For the lawyer, this called to mind another water-rights dispute that began in 2001.  By 2004, the lawyer’s client had prevailed and gained control of the property.  Six months later, the losing party arrived at the property with weapons and chased the winner away.  “We tried to fix it,” the lawyer said, “but we could not get them out.”  A high-ranking administrator gave them 22 policemen to solve the problem -- to no avail.  The occupants are still there to this day.  

I ask whether he thinks the justice system is fair, and after a pause, he says that in rural areas, it generally is.  “But we have problems at the Palais de Justice,” he quickly adds.    

He says that in Kamina, someone can commit murder and be put in prison -- only to be released if he can pay enough money to the magistrate.  

Or, he says, it is possible to pay the police to arrest someone, even if that person has done nothing wrong.  

“But it is done in secret.  People are afraid because the law is tough on corruption.”  These days, he says, the government is trying hard to stop corruption.  “You see Kabila on TV.”  But, he adds, “it is difficult to stop.”
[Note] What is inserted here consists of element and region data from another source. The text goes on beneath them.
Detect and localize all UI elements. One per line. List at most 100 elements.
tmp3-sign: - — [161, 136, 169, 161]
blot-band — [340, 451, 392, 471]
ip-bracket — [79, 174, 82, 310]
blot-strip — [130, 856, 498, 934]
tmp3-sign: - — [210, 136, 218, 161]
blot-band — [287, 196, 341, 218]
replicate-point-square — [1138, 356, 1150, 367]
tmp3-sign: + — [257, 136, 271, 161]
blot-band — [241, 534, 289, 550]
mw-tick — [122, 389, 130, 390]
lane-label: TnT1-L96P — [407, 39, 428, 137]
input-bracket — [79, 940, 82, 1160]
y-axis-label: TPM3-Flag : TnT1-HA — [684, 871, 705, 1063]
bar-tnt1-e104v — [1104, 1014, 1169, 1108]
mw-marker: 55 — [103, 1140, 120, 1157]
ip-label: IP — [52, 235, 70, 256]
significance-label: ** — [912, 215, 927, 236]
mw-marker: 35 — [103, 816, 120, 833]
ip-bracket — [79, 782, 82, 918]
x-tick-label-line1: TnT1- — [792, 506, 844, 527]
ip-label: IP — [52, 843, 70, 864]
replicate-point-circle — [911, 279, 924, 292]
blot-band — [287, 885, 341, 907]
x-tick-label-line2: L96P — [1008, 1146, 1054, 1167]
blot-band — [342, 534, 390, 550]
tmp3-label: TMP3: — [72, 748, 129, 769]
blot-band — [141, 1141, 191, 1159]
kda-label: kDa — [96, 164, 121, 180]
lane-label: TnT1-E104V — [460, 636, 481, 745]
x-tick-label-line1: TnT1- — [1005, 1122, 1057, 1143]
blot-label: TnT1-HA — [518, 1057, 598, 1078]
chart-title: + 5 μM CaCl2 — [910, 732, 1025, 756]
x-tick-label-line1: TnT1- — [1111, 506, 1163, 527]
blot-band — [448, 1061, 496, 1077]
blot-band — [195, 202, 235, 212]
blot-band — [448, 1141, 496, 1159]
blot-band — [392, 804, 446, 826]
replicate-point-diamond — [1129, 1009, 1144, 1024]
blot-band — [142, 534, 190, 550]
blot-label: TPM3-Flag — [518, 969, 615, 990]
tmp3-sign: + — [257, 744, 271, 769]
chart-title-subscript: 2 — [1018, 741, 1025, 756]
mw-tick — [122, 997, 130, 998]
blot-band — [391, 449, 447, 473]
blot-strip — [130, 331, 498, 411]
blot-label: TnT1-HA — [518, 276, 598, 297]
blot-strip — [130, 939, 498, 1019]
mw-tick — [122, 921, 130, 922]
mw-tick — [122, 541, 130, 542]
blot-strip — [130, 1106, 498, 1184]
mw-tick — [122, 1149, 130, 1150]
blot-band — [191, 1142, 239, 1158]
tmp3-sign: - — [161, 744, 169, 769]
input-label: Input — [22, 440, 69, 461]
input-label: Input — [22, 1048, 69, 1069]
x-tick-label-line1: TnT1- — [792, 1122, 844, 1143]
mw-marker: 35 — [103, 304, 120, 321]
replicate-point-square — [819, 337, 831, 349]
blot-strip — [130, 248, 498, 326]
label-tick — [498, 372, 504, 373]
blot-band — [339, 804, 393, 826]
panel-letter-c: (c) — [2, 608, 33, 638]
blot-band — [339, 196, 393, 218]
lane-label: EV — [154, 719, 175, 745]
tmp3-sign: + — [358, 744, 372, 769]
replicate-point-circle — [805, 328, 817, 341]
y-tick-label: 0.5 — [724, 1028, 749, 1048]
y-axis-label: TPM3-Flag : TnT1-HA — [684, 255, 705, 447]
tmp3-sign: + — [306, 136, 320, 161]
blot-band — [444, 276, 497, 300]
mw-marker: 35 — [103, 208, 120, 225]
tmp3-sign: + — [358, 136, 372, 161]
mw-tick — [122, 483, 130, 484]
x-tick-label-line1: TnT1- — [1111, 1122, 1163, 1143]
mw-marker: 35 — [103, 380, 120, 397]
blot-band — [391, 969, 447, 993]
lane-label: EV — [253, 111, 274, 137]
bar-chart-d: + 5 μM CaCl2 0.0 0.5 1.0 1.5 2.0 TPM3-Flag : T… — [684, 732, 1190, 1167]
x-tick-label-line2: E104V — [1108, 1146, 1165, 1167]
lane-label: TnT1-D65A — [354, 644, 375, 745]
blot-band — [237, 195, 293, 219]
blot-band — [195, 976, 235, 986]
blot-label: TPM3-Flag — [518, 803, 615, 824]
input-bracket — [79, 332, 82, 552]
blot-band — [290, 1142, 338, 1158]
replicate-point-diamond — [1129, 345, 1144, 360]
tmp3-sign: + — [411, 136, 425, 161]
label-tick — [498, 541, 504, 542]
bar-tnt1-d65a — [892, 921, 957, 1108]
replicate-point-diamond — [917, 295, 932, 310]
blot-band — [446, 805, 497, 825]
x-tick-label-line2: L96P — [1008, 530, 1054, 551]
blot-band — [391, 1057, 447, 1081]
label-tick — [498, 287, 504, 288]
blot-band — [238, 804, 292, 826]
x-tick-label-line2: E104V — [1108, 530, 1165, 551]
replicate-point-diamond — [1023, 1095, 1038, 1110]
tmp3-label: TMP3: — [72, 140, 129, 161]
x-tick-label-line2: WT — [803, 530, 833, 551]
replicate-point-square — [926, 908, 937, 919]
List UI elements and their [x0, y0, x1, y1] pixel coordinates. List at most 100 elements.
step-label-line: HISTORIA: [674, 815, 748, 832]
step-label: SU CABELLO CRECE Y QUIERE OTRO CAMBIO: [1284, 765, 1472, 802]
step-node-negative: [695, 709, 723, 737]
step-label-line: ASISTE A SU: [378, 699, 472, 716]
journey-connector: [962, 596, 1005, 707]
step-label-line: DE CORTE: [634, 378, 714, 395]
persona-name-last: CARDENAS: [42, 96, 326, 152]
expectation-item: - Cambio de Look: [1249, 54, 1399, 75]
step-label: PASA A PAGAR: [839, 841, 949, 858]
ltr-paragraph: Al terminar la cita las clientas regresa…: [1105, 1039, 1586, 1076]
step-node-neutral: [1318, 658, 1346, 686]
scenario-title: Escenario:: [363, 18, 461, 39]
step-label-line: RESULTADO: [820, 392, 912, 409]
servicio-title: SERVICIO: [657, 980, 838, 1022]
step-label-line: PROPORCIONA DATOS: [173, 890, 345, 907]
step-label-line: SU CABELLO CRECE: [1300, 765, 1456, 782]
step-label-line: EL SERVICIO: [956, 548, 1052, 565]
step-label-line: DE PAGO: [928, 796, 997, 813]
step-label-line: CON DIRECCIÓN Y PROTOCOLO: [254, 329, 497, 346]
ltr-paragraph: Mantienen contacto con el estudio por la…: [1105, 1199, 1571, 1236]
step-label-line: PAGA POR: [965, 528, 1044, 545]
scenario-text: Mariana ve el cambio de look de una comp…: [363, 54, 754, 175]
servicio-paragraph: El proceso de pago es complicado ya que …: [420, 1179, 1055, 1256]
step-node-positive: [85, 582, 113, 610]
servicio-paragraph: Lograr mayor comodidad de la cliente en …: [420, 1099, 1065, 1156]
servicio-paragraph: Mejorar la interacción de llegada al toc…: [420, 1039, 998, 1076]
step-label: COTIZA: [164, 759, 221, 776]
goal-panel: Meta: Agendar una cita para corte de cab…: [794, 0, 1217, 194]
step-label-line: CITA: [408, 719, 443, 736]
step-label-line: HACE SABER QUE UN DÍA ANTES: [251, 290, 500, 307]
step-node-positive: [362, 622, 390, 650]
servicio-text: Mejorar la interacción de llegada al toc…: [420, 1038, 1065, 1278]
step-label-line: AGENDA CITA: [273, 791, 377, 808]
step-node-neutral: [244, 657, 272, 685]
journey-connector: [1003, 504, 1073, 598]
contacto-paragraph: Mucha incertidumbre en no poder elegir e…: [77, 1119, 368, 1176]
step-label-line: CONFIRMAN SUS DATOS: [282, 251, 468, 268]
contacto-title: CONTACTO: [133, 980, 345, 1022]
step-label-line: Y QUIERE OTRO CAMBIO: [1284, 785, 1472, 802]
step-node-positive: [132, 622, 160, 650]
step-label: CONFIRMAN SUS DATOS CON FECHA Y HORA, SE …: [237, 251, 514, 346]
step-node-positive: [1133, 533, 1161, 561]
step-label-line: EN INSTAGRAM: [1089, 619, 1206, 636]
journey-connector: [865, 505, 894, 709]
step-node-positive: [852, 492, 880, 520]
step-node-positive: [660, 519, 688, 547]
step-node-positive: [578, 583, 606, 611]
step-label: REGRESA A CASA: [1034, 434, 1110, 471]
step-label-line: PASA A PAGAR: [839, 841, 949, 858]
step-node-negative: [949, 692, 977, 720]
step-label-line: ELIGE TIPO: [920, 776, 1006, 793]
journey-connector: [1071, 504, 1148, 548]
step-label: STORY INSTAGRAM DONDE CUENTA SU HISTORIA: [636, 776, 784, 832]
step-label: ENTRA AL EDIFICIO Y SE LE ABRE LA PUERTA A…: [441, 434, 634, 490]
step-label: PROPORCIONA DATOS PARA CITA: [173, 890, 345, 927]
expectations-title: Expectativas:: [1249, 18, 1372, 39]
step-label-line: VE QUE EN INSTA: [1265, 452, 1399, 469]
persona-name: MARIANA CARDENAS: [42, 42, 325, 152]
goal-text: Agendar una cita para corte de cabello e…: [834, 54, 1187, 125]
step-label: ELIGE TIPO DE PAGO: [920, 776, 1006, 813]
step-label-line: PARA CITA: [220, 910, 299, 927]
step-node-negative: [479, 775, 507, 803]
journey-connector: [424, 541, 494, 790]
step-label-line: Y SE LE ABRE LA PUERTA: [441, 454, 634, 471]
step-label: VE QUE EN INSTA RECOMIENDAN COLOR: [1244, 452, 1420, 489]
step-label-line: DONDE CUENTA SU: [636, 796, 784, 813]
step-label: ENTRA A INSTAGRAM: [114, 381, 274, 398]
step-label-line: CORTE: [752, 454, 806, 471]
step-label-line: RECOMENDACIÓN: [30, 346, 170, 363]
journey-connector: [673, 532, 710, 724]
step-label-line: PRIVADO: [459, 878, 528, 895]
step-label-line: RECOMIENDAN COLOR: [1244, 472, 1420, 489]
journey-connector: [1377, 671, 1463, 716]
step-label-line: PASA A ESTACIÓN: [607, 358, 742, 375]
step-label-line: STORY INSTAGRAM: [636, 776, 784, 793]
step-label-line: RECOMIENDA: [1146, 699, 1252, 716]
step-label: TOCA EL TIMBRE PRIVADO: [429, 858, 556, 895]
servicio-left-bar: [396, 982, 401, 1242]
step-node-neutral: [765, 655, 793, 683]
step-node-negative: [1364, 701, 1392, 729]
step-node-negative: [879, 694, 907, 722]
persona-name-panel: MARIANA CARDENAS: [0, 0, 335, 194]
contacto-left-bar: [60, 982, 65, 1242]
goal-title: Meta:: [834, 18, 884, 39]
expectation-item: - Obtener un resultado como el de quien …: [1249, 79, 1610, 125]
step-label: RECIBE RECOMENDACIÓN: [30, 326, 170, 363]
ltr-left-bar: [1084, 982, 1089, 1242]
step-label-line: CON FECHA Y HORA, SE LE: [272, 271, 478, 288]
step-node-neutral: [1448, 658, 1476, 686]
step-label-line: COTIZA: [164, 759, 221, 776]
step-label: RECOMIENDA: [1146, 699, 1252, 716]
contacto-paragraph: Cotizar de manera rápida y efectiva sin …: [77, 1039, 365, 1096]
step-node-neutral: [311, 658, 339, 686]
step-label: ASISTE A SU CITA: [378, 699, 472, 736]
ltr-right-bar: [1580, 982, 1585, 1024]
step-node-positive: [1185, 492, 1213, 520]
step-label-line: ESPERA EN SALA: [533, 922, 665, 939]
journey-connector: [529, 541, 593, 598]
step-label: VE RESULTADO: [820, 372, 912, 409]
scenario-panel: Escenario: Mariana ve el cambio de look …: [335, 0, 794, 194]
I ask whether poverty is a cause of this corruption.  “Even the rich are corrupt,” he responds.    

I ask whether anyone within the justice system is not corrupt.  Three men in the room brainstorm and come up with four names:  one prosecutor, two judges, and a military judge.  Two of those named -- including the Chief Judge and Chief Prosecutor -- were recently promoted, and will soon be leaving Kamina for the provincial capital, Lubumbashi.  

Administrators' Offices

I stop by some administrative offices in the Palais de Justice.  In the prosecutor’s administrative office, the only chair for visitors is metal, with no back.  Two hollow metal poles protrude from what has now become a stool.  A few bundles of yellowed papers are visible in an open cabinet.  Few other trappings of a modern office are visible.  

In the Clerk’s Office, the only chair for visitors is wooden, with one arm.  There is almost no paper in the room.  The few stacks of paper on the shelves have yellowed, and thick cobwebs over some of them suggest that they haven’t been touched in some time.  

I peek into a room in the Clerk’s Office reserved for civil cases.  Along the back wall sits a shelf with twenty-four cubbies.  Most are filled with tall stacks of more yellowed paper; one is filled with old rags.  This is the court’s system of civil records, in its entirety.  A desk sits in the middle of the room, and near the front is a hulking piece of machinery, covered with dust and spider webs.  I am told it is a machine for processing maize.